Mais, l’examen des documents officiels par TomDispatch montre qu’en fait les Etats-Unis opèrent à partir de sept sites coopératifs (CSLs) et d’un nombre de sites avancés (FOLs) au Gabon, au Kenya, au Mali, au Maroc, en Tunisie, en Namibie, au Sénégal, en Ouganda, en Ethiopie et en Zambie. Ils ont conclu un accord avec Sao Tome en vue d’une base navale sur place pour la sauvegarde des intérêts pétroliers américains dans le Golfe de Guinée.

Les forces spéciales du Joint Special Operations Task Force-Trans Sahara utilisent pour leurs « activités à haut risque » une base aérienne dans la capitale Ouagadougou du Burkina Faso tandis qu’une unité de renseignement, de surveillance et de reconnaissance (ISR) opère depuis le Tchad. L’armée américaine compte 29 accords pour utiliser des aéroports internationaux en Afrique comme centres de ravitaillement.

En janvier 2013, le président Barack Obama avait annoncé avoir signé un accord avec le gouvernement nigérien pour le déploiement, dans un premier temps dans la capitale Niamey au Niger, de 250 à 300 militaires, dont des équipes de pilotes, de sécurité et d’entretien à distance. Il n’y aurait, dans cet accord, « aucune contrainte liée à la coopération militaire-militaire ».

L’armée de l'air des Etats-Unis a utilisé Niamey pour le lancement de drones Predator vers le Mali, faisant partie du soutien militaire des Etats-Unis à l’invasion française qui incluait le transport aérien de troupes françaises et africaines et le ravitaillement d’avions militaires français qui ont bombardé des villes contrôlées par des insurgés islamistes et des séparatistes touaregs. Dans le cadre de l’opération au Mali, les forces spéciales américaines ont été envoyées au Niger, au Nigeria, au Burkina Faso, au Sénégal, au Togo et au Ghana.

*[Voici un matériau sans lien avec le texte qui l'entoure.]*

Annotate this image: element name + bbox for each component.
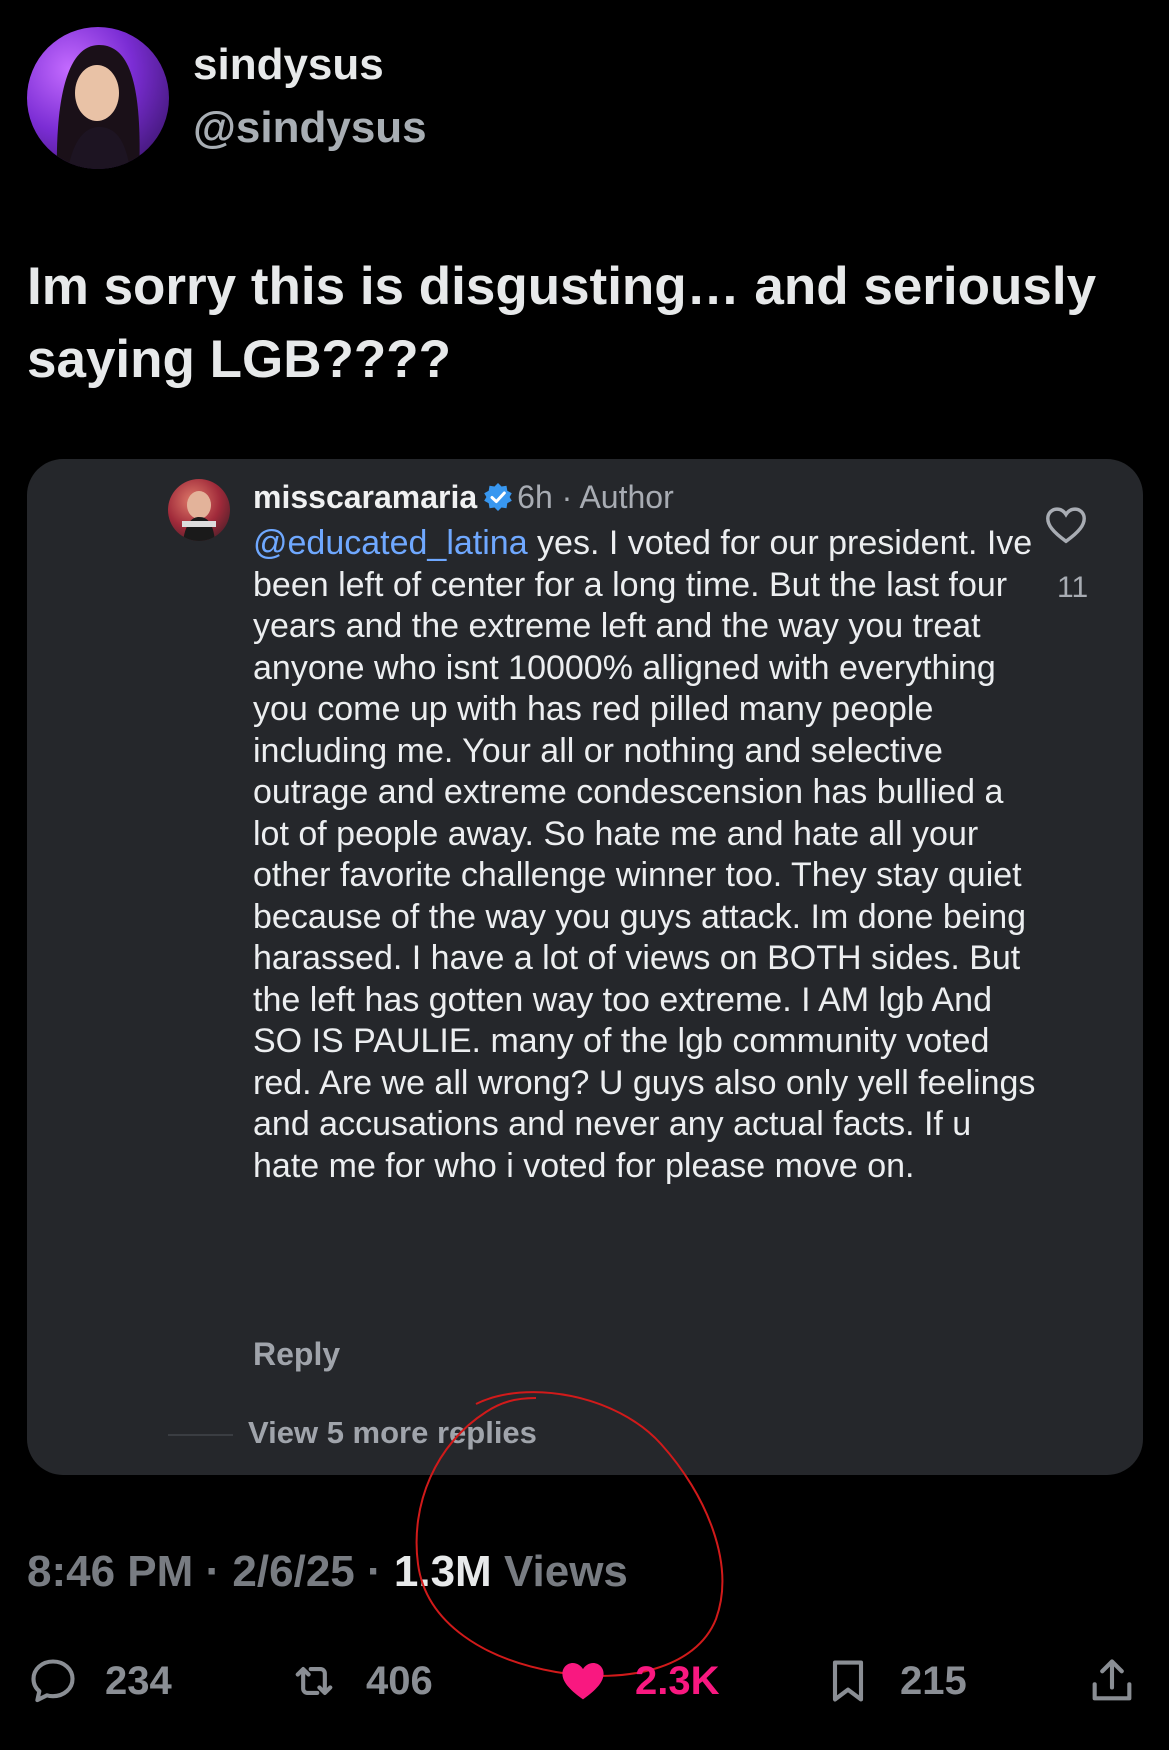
- commenter-avatar[interactable]: [168, 479, 230, 541]
- tweet-time: 8:46 PM: [27, 1547, 194, 1596]
- meta-separator: ·: [367, 1547, 382, 1596]
- reply-icon: [31, 1659, 75, 1703]
- author-handle[interactable]: @sindysus: [193, 103, 427, 153]
- quoted-comment-card[interactable]: misscaramaria 6h · Author @educated_latin…: [27, 459, 1143, 1475]
- comment-body: @educated_latina yes. I voted for our pr…: [253, 523, 1043, 1187]
- author-avatar[interactable]: [27, 27, 169, 169]
- repost-action[interactable]: 406: [288, 1656, 433, 1706]
- header-separator: ·: [561, 479, 573, 515]
- bookmark-action[interactable]: 215: [822, 1656, 967, 1706]
- views-label: Views: [503, 1547, 628, 1596]
- reply-count: 234: [105, 1658, 172, 1703]
- tweet-date: 2/6/25: [232, 1547, 355, 1596]
- author-tag: Author: [579, 479, 674, 515]
- bookmark-icon: [832, 1660, 864, 1702]
- comment-text: yes. I voted for our president. Ive been…: [253, 524, 1036, 1185]
- comment-like-count: 11: [1057, 571, 1089, 604]
- share-icon: [1092, 1659, 1132, 1701]
- commenter-username[interactable]: misscaramaria: [253, 479, 477, 515]
- repost-count: 406: [366, 1658, 433, 1703]
- comment-header: misscaramaria 6h · Author: [253, 479, 674, 516]
- comment-time: 6h: [517, 479, 553, 515]
- share-action[interactable]: [1086, 1656, 1164, 1706]
- tweet-text: Im sorry this is disgusting… and serious…: [27, 257, 1097, 389]
- comment-reply-button[interactable]: Reply: [253, 1336, 340, 1373]
- author-name[interactable]: sindysus: [193, 40, 384, 90]
- mention-link[interactable]: @educated_latina: [253, 524, 528, 562]
- reply-action[interactable]: 234: [27, 1656, 172, 1706]
- meta-separator: ·: [205, 1547, 221, 1596]
- like-action[interactable]: 2.3K: [557, 1656, 720, 1706]
- view-more-replies-button[interactable]: View 5 more replies: [248, 1415, 537, 1451]
- divider: [168, 1434, 233, 1436]
- verified-icon: [483, 482, 513, 512]
- heart-icon: [562, 1663, 604, 1700]
- comment-heart-icon[interactable]: [1043, 502, 1089, 548]
- like-count: 2.3K: [635, 1658, 720, 1703]
- views-count: 1.3M: [393, 1547, 492, 1596]
- repost-icon: [295, 1667, 333, 1695]
- bookmark-count: 215: [900, 1658, 967, 1703]
- tweet-meta: 8:46 PM · 2/6/25 · 1.3M Views: [27, 1547, 628, 1597]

Dans les 15 mois depuis l’annonce de l’accord, les activités des Etats-Unis depuis Niamey ont considérablement augmenté. L’aéroport international est maintenant régulièrement utilisé pour le lancement de drones pour la surveillance aérienne de tous les pays d’Afrique du Nord et du Sahara et pour mener des frappes aériennes contre leurs adversaires. Un responsable du département d’Etat américain a prévenu que ceci était une campagne « ouverte » qui pourrait durer des années et n’était que la « première phase. »

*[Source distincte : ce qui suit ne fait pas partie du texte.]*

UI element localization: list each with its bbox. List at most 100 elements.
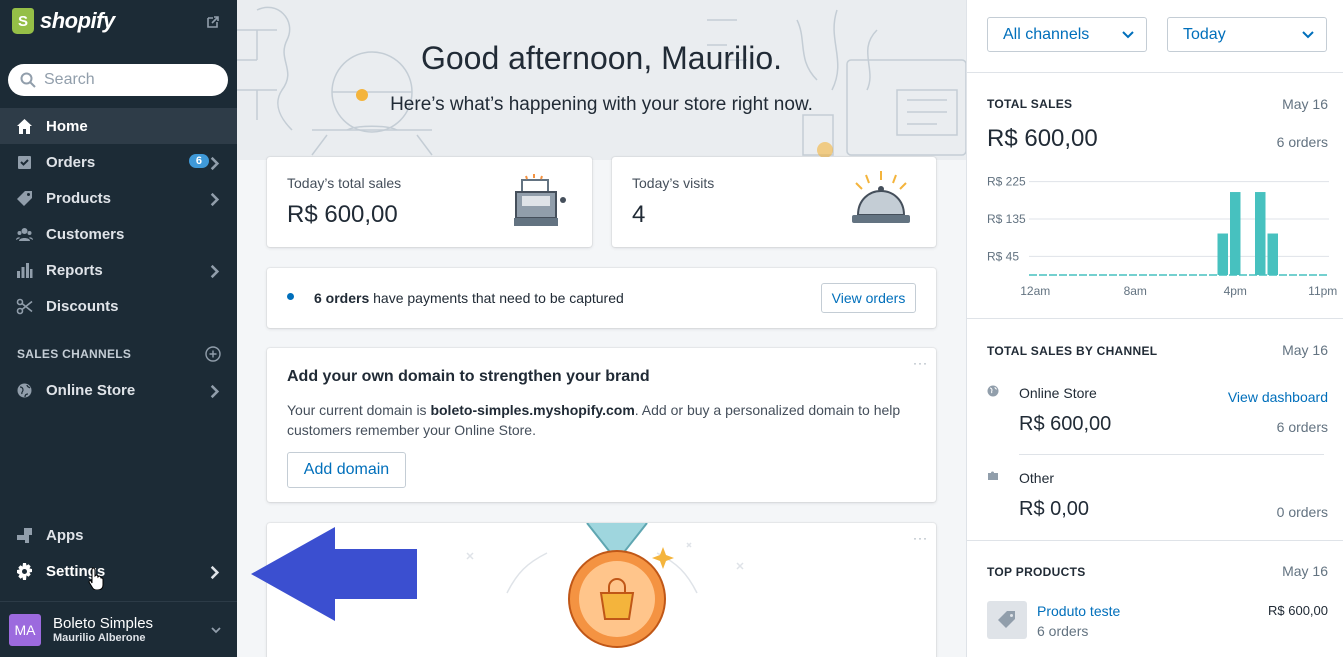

Les Etats-Unis projettent de construire un nouveau complexe au Niger et d’autres bases de surveillance en Ethiopie et aux Seychelles, tandis que des indications laissent entendre qu'ils disposent d'un complexe près de Gao, au Mali Nord, précédemment inavoué. Les forces américaines avaient formé l’officier militaire qui avait renversé en 2012 le gouvernement élu du Mali.

En janvier, Washington avait reconnu avoir envoyé en décembre une équipe de conseillers en Somalie. C’est la première fois que des troupes américaines sont stationnées là depuis que des combattants de la milice de la capitale Mogadiscio avaient abattu deux hélicoptères et tué 18 militaires américains lors de l’incident « Black Hawk Down » de 1993. Le but prétendu est de « soutenir » les troupes de l’Union africaine qui combattent les islamistes d’al-Shabab en Somalie.

Les Etats-Unis ont aussi une force d’action rapide de 550 marines qui est stationnée à la base aérienne de Morón en Espagne. Avec six V-22 Osprey, appareil à rotor basculant qui décolle et atterrit comme un hélicoptère, et deux ravitailleurs en vol, les marines sont capables de voler des milliers de miles vers des endroits éloignés en Afrique. Le mois dernier, le gouvernement espagnol a approuvé l’augmentation du nombre de soldats jusque 850 et le nombre d’avions jusque 16.